Nel caso presentato è stato possibile lavorare utilizzando delle foto non riguardanti la storia personale del cliente.Ogni fotografia ospita più di quello che si vede: l’inquadratura seleziona una parte di mondo, che non esclude il mondo più ampio “sottinteso” nella fotografia.

Lavoriamo sul “sapere trasversale”, ovvero il contesto emotivo e cognitivo con il quale costruiamo il senso della fotografia e la inseriamo nel mondo più ampio di cui è una inquadratura.

Questo mondo più ampio che esce dai limiti dell’inquadratura fotografica non è detto che corrisponda necessariamente a quello reale, ma è quello ricostruito, ricordato, immaginato o inventato, sollecitato da quello che la fotografia evoca.

Lavoriamo, quindi, su ciò che non si vede nella fotografia ma che sappiamo della realtà.

L’insieme delle foto portate da tutti i partecipanti, creano una biografia artificiale che ciascuno dei partecipanti può indossare. La “ storia di vita di Jaqueline” “nasce” dalla lettura dell’insieme delle foto: può sembrare paradossale ma non è necessario, per il presente lavoro, che ci sia una corrispondenza tra il nome e la persona che indossa quel nome.

T: Allora, J. con barba e baffi, avvicinati alla storia della tua vita (sono le foto di tutti i partecipanti al gruppo).

Prima di tutto è importante notare come la persona si avvicina alle fotografie e sembra che, in questo caso, gran parte delle fotografie siano rivolte al contrario rispetto a come la persona vi si è posta davanti. Può essere importante anche prendere in considerazione il rapporto di lontananza e vicinanza tra la persona e le fotografie a cui si è avvicinato

T.: J. quale è la foto più vicina a te?

J.: Questa

T.: sembra J. senza baffi (la fotografia ritrae il padre di J., è l’unica fotografia realmente appartenente alla persona che sta dando vita a “Jaqueline”.)

J.: ci assomiglio

T.: guarda le altre fotografie…

J: posso.. girarle..

T: per ora muoviti tu intorno alle fotografie e vai a visitarle come se fossero un luogo da esplorare…

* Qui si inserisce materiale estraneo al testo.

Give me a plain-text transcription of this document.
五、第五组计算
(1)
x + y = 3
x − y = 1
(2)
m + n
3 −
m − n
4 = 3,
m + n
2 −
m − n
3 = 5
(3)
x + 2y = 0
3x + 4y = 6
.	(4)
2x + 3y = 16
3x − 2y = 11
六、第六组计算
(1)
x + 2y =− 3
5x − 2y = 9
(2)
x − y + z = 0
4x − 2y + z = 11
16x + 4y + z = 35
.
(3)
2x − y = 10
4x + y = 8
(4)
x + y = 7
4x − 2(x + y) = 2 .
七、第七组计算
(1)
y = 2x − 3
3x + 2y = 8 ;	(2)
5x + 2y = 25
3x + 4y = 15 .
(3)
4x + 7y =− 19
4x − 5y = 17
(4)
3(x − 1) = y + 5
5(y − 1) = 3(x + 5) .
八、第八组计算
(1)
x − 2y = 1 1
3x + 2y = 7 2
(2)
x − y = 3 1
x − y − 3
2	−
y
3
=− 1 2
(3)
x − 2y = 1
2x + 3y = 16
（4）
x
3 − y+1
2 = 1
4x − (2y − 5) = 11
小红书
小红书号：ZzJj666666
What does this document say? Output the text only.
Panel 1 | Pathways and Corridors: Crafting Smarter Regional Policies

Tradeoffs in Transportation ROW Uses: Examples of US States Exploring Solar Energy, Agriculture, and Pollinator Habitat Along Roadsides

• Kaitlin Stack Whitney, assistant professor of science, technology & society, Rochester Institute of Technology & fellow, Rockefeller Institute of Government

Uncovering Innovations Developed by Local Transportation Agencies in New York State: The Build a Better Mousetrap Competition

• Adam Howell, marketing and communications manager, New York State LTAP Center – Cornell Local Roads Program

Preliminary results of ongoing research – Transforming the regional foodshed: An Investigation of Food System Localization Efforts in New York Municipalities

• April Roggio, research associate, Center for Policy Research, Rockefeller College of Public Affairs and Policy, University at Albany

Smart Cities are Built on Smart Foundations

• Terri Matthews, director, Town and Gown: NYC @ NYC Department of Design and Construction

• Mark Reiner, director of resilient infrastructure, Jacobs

È necessario per J. entrare in contatto e permettersi una risonanza emotiva con quelle fotografie in modo da poter operare un “battesimo” delle immagini e riconoscere quelle storie come proprie). Osservandole, visitandole come un luogo, le foto diventano attivatori di narrazione. Il raccontare rende comunicabile la propria esperienza, agli altri e a se stesso; le immagini evocano sensazioni, emozioni, da semplici fotografie diventano elementi di biografia che escono dalla fissità del ricordo per diventare, come erano al momento dello scatto, una parte del movimento o dell’azione nell’ambiente.

(dopo un po’ che J. sta osservando le fotografie)

T: che effetto ti ha fatto esplorare quelle foto?

J.: In tutte c’è qualcosa che mi ci fa avvicinare

T.: Puoi indicarmi cos’è che ti fa avvicinare? Cosa senti che ti appartiene un po’?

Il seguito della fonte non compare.